Di Indonesia, meskipun konstitusi menjamin kebebasan beragama, terdapat banyak tantangan bagi individu yang mengidentifikasi diri sebagai non-religius. Beberapa poin penting yang disampaikan meliputi:

  • Humanis sekuler di Indonesia: Mayoritas orang Indonesia tercatat sebagai pemeluk agama. Sangat sulit menentukan jumlah orang tidak beragama karena nilai-nilai non-agama sering kali dianggap tabu. Banyak di antara mereka masuk ke grup-grup daring yang keanggotaannya beririsan.
  • Hukum Penistaan Agama: Hukum penistaan agama masih berlaku dan digunakan untuk menuntut individu yang dianggap menghina agama, menciptakan suasana ketakutan bagi mereka yang berani mengungkapkan pandangan non-agama.
  • Stigma Sosial: Ada persepsi bahwa tidak beragama atau ateis identik dengan kekejaman, terutama akibat sejarah kelam tahun 1965 ketika banyak orang dituduh sebagai komunis dan dikaitkan dengan ateisme.
  • Humanisme dalam Pancasila: Meski nilai non-agama seperti humanisme dan sekularisme dianggap tabu, prinsip humanisme sebenarnya sejalan dengan sila kedua, yaitu “Kemanusiaan yang adil dan beradab”
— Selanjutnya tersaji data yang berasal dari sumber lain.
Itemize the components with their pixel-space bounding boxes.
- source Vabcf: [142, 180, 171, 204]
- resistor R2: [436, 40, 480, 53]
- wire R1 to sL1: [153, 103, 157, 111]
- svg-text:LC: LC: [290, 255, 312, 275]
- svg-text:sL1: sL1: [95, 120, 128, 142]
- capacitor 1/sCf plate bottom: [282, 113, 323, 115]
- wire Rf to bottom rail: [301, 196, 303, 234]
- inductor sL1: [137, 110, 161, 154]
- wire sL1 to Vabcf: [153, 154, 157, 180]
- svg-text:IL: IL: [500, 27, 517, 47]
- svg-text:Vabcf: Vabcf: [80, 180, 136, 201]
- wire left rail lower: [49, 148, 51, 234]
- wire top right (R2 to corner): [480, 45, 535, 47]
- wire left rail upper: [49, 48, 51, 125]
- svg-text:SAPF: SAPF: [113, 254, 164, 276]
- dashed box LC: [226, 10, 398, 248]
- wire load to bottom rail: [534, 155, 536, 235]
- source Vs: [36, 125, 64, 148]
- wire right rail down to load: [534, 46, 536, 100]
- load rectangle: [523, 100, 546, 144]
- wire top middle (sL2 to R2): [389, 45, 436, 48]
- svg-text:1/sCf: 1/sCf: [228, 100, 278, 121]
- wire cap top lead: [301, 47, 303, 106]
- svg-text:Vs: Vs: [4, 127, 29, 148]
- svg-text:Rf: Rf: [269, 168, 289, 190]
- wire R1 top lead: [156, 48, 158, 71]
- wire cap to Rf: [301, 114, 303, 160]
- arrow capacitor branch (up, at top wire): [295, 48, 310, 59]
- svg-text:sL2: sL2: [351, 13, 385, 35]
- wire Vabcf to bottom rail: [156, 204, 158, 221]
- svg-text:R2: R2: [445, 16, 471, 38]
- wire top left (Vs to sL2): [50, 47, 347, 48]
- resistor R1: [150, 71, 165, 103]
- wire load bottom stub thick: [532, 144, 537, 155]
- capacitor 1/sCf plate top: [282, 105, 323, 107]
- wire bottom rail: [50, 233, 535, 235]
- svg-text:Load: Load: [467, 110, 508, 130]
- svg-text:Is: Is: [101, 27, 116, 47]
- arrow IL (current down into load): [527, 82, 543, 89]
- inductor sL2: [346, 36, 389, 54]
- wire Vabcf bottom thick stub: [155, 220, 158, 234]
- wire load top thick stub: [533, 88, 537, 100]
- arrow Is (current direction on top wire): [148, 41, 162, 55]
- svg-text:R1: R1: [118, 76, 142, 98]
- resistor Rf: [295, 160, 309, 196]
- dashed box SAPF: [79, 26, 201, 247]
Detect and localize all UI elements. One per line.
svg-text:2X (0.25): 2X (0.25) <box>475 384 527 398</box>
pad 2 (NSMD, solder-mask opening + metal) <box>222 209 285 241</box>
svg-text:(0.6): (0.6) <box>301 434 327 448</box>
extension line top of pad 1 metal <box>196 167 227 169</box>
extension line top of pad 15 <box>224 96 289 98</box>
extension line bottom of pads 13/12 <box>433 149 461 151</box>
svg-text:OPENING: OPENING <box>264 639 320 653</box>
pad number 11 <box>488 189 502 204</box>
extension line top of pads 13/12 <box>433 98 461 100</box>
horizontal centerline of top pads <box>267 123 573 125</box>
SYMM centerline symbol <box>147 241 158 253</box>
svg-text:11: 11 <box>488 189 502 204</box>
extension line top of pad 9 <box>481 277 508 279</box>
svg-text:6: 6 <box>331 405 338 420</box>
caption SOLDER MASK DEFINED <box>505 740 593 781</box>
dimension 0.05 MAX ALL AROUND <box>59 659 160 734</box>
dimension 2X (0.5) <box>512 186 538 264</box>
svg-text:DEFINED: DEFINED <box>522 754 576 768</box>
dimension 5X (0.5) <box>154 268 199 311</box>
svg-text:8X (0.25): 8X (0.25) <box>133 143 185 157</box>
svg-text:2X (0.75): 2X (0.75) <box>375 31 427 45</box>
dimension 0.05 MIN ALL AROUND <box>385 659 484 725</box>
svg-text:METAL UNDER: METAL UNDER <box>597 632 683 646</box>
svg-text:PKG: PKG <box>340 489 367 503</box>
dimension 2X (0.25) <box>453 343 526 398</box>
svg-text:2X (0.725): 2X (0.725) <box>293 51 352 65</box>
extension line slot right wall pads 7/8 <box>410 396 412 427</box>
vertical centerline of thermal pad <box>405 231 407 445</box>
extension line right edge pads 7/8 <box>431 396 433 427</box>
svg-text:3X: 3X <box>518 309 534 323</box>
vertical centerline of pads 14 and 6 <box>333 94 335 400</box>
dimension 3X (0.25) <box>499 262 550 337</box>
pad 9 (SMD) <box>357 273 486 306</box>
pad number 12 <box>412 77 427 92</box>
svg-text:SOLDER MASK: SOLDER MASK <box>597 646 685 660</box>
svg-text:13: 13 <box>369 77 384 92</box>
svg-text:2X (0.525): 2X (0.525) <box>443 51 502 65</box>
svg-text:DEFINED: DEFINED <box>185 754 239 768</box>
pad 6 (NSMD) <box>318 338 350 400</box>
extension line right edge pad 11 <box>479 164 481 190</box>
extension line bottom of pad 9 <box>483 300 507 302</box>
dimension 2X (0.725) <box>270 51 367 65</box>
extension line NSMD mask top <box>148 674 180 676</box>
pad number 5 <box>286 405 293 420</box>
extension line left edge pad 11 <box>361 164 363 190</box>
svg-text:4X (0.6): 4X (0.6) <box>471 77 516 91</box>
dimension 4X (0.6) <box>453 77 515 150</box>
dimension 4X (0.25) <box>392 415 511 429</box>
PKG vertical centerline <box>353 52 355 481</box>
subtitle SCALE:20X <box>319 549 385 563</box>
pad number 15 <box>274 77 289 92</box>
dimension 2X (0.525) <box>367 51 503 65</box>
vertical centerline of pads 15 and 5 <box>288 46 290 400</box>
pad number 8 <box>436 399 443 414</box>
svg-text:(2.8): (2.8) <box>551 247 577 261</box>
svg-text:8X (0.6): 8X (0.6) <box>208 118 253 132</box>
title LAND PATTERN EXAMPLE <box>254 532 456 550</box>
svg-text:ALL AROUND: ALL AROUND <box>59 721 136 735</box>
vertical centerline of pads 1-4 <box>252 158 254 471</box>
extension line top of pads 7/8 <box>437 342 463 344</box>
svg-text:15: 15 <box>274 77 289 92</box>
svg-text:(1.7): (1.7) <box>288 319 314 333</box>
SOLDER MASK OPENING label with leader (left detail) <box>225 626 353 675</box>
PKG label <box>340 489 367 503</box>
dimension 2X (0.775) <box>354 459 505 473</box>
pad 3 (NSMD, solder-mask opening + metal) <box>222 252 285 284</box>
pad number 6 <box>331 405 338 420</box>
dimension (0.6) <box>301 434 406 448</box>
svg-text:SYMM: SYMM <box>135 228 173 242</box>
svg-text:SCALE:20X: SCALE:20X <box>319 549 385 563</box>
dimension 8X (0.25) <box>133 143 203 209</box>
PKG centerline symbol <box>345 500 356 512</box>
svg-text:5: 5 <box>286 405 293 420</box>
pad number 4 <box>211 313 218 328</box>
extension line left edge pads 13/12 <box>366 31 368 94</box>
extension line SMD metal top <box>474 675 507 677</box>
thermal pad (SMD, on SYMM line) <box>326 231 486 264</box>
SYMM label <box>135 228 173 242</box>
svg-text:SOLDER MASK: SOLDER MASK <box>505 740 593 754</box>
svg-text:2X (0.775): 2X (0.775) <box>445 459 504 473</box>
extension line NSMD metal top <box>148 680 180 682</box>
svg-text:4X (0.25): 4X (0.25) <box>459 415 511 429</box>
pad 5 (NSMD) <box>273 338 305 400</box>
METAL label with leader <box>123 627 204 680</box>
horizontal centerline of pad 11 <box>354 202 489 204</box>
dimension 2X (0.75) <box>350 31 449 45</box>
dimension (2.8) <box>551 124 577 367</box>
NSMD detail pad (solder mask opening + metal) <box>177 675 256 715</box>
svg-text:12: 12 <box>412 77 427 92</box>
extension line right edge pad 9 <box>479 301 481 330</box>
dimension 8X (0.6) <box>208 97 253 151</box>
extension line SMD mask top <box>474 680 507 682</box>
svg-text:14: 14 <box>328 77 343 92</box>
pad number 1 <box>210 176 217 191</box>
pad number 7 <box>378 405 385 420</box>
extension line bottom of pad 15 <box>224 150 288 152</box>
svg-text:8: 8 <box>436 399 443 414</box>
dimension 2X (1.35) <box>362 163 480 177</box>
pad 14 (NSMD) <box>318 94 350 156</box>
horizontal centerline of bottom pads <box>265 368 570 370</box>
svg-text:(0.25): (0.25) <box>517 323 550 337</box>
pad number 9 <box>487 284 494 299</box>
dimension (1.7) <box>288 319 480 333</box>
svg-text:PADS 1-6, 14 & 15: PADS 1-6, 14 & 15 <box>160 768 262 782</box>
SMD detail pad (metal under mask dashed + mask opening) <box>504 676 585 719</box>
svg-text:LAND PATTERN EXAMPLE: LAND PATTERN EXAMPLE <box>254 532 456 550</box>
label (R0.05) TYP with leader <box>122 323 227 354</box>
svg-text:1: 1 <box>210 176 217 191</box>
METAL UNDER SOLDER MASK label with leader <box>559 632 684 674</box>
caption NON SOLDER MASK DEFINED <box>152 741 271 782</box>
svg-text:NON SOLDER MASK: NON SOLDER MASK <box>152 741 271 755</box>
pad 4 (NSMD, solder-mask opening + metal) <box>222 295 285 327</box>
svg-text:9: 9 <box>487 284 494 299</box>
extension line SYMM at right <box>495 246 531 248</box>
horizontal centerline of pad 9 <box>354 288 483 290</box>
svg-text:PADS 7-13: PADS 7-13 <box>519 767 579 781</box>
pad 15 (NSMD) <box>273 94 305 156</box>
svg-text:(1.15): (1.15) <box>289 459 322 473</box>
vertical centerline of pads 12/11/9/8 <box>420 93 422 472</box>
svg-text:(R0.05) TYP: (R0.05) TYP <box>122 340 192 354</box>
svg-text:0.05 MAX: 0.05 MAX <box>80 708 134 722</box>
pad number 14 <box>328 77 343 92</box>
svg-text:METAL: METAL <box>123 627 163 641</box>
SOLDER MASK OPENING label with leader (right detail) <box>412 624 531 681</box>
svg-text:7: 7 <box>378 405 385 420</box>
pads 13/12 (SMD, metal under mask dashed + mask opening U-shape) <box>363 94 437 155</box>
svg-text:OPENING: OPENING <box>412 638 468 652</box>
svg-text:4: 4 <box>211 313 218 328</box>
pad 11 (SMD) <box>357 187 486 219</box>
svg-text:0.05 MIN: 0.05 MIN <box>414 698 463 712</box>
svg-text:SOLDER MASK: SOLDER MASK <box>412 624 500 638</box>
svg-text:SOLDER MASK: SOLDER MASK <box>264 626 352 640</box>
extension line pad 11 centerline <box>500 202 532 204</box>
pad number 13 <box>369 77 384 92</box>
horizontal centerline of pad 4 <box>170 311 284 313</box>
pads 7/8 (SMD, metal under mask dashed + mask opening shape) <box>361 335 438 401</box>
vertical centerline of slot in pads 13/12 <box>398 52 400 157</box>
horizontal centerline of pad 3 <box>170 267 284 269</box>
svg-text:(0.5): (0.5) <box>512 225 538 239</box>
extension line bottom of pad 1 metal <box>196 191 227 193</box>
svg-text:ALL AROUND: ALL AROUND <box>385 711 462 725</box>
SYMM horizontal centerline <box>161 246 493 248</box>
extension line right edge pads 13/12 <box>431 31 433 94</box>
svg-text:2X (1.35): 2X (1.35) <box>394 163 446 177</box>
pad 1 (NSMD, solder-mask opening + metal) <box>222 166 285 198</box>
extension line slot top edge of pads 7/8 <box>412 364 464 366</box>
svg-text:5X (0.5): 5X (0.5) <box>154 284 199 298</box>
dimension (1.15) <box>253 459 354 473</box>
Pengalaman Atheist in Kenya Society

Harrison Mumia (Atheist in Kenya Society) berbagi tentang perjuangan Atheist in Kenya Society dalam mempromosikan humanisme di Kenya.

Ia menceritakan beberapa poin penting:

  • Keuntungan Berorganisasi: Atheist in Kenya Society telah terdaftar secara resmi sebagai entitas hukum di Kenya sejak tahun 2016, yang memberikan mereka pengakuan dari pemerintah dan masyarakat. Anggota yang bergabung dengan organisasi ini membayar sejumlah biaya kecil, yang kemudian dapat digunakan untuk mendukung kegiatan dan program organisasi. Beberapa keuntungan bagi anggota antara lain bantuan hukum, dukungan finansial jika diperlukan dan akses ke acara-acara yang diselenggarakan oleh organisasi.
  • Perkembangan Komunitas: Mumia menyatakan bahwa ateis dan kelompok non-religius lainnya di Kenya, yang sebelumnya mungkin tersembunyi atau tidak terlihat, kini mulai muncul ke permukaan. Setiap tahunnya ada sekitar 700-2000 anggota baru yang mendaftar ke sebagai anggota Atheist in Kenya Society.
  • Platform Interaksi: Atheist in Kenya Society mengadakan pertemuan bulanan yang disebut “The Godless Corner,” di mana anggota dapat berkumpul, berbagi pendapat, dan merencanakan kegiatan bersama. Selain itu Mumia menyoroti penggunaan media sosial dan grup WhatsApp sebagai alat untuk berinteraksi dan berbagi pengalaman di antara anggota. Ini menciptakan ruang aman bagi individu untuk mengungkapkan pandangan mereka dan terlibat dalam diskusi.
  • Dinamika Komunitas: Meskipun ada tantangan, Mumia mencatat bahwa penolakan terhadap organisasi ateis tidak bersifat langsung. Ia percaya bahwa Kenya adalah negara yang relatif liberal, di mana meskipun ada kritik dari kelompok religius, mereka tidak memiliki kekuatan untuk menghalangi komunitas ini karena dilindungi oleh konstitusi.

Humanisme di Kenya

Baik Kenya maupun Indonesia mengakui adanya Tuhan dalam konstitusi masing-masing. Namun, hal itu tidak mengurangi  perlindungan konstitusi terhadap orang-orang yang tidak beragama di Kenya. Dalam diskusi, Adam Pantouw menyatakan rasa iri terhadap kemajuan pengakuan dan perlindungan bagi komunitas tidak beragama di Kenya. Adam bertanya kepada Mumia apakah Kenya telah mencapai kondisi yang lebih baik dalam hal ini. Mumia menjelaskan bahwa Kenya telah melalui perjuangan panjang untuk mendapatkan hak-hak tersebut, dimulai dari kemerdekaan pada tahun 1963 hingga sempat dipimpin oleh diktator selama 24 tahun. Pada tahun 2010, Kenya akhirnya memiliki konstitusi baru yang lebih progresif. Meskipun ada kemajuan, Mumia juga tak menyangkal bahwa diskriminasi terhadap kelompok marjinal, seperti LGBTQ+, masih terus terjadi.

Mumia menyatakan:

"We are not coming from a place of good to better. We are coming from a place of really bad to a sense of normal."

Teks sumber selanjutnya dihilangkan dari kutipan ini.